Keywords: mitigation policy | dairy cattle | NAMA
What needs are being addressed? Climate policy is a rapidly developing area. Elaboration of national policies, international commitments and sub-national actions often takes place in parallel. Kenya’s experience shows the important role that improvements in the national GHG inventory can play in aligning the measurement, reporting and verification (MRV) of initiatives at national and sub-national level, as well as alignment with accounting for the NDC at international level.
Linking NAMAs and NDCs: Kenya’s National Climate Change Action Plan (NCCAP) is the guiding document for climate-related policies and measures in Kenya. In order to identify opportunities and priorities for GHG mitigation, the NCCAP described a ‘reference case‘ or business-as-usual scenario for national GHG emissions to 2030, and highlighted opportunities for reducing national GHG emissions below that scenario. Analysis of mitigation potentials then informed Kenya’s INDC target for mitigation. In some sectors, where prior bottom-up analysis had been conducted, the mitigation opportunities were closely linked to specific policies and measures. For the agriculture sector, a target or reducing emissions by 30% was set, and promising options were identified, but specific measures to achieve that target were not determined.
For livestock emissions, analysis in the NCCAP assumed that the trend in emissions would be a continuation of historical trends in livestock population and a constant Tier 1 emission factor. Bottom-up analysis of mitigation potential in the livestock sector was not available when the NCCAP was being drafted, so the priorities set out in the Action Plan were not informed by specific analysis of livestock sub-sectors. And in any case, quantification of emission reductions would not have been possible using a fixed Tier 1 emission factor.
Kenya’s dairy NAMA began to be developed after the release of the Action Plan. When developing BAU scenarios for the dairy sector, the NACCP was consulted, but because of the limitations of the methods used in the analysis for the NACCP, new scenarios were developed for the dairy NAMA. These scenarios were developed taking Kenya’s Dairy Master Plan (DMP) as a guide, in which per capita milk demand is forecast to double by 2030. A BAU scenario (i.e. the DMP’s target is met with no change in emission intensity), and several mitigation scenarios (i.e. the DMP’s target is met with different trends in emission intensity over time) were produced using a Tier 2 model (GLEAM) that was able to relate scenarios for dairy cattle populations and milk yield to changes in emission factors and emission intensity.

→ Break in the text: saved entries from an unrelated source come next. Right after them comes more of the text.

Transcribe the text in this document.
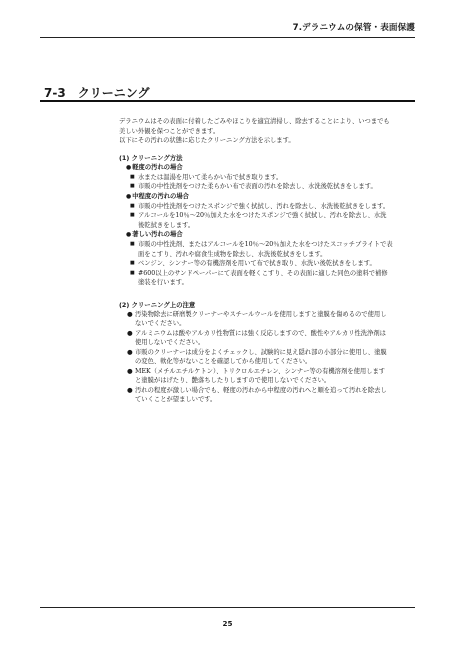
7.デラニウムの保管・表面保護
7-3 クリーニング

デラニウムはその表面に付着したごみやほこりを適宜清掃し、除去することにより、いつまでも

美しい外観を保つことができます。

以下にその汚れの状態に応じたクリーニング方法を示します。

(1) クリーニング方法
●軽度の汚れの場合
■ 水または温湯を用いて柔らかい布で拭き取ります。
■ 市販の中性洗剤をつけた柔らかい布で表面の汚れを除去し、水洗後乾拭きをします。
●中程度の汚れの場合
■ 市販の中性洗剤をつけたスポンジで強く拭拭し、汚れを除去し、水洗後乾拭きをします。
■ アルコールを10％〜20％加えた水をつけたスポンジで強く拭拭し、汚れを除去し、水洗
後乾拭きをします。
●著しい汚れの場合
■ 市販の中性洗剤、またはアルコールを10％〜20％加えた水をつけたスコッチブライトで表
面をこすり、汚れや腐食生成物を除去し、水洗後乾拭きをします。
■ ベンジン、シンナー等の有機溶剤を用いて布で拭き取り、水洗い後乾拭きをします。
■ #600以上のサンドペーパーにて表面を軽くこすり、その表面に適した同色の塗料で補修
塗装を行います。
(2) クリーニング上の注意
● 汚染物除去に研磨製クリーナーやスチールウールを使用しますと塗膜を傷めるので使用し
ないでください。
● アルミニウムは酸やアルカリ性物質には強く反応しますので、酸性やアルカリ性洗浄剤は
使用しないでください。
● 市販のクリーナーは成分をよくチェックし、試験的に見え隠れ部の小部分に使用し、塗膜
の変色、軟化等がないことを確認してから使用してください。
● MEK（メチルエチルケトン）、トリクロルエチレン、シンナー等の有機溶剤を使用します
と塗膜がはげたり、艶落ちしたりしますので使用しないでください。
● 汚れの程度が激しい場合でも、軽度の汚れから中程度の汚れへと順を追って汚れを除去し
ていくことが望ましいです。
25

The resulting scenarios are closely related to dairy sector policy scenarios, but not to analysis underlying national climate policies. Better alignment of mitigation ambition in the livestock sector with analysis underling the NDC will require that the NDC is informed by analysis using a Tier 2 approach to quantification of livestock emissions.
Linking NAMAs and national GHG inventories: The MRV methodology proposed for Kenya’s dairy NAMA involves establishing a baseline through regional surveys of smallholder dairy farms to collect data needed to estimate emission intensity using a Tier 2 approach in each region. Emission reductions due to changes in emission intensity and yield will be calculated in comparison to this baseline. On this basis, the resulting emission reductions can be reported to the agencies that fund implementation of the NAMA. They can also be reported in the mitigation section of the Biennial Update Report, along with a description of the methodologies and assumptions used in estimating emission reductions. However, because the emission reductions will be achieved through improvements in dairy cow productivity, the resulting changes in emissions per animal would not be reflected in the national GHG inventory. Kenyan stakeholders have thus become aware of the relevance of adopting a Tier 2 approach for dairy cattle in the national GHG inventory.
How are the needs being addressed? In 2018, a national workshop was convened by the State Department of Livestock to discuss with stakeholders their support for beginning the process of adopting a Tier 2 approach for dairy cattle emissions. Stakeholders from livestock, climate, and statistics departments, along with national and international researchers shared information on related initiatives, came to a consensus on the need to adopt a Tier 2 approach, and made suggestions for how this work can be coordinated and the support that would be needed.
FAO & New Zealand Agricultural Greenhouse Gas Research Centre. 2017. Options for low emission development in the Kenya dairy sector reducing enteric methane for food security and livelihoods. Rome. 43 pp.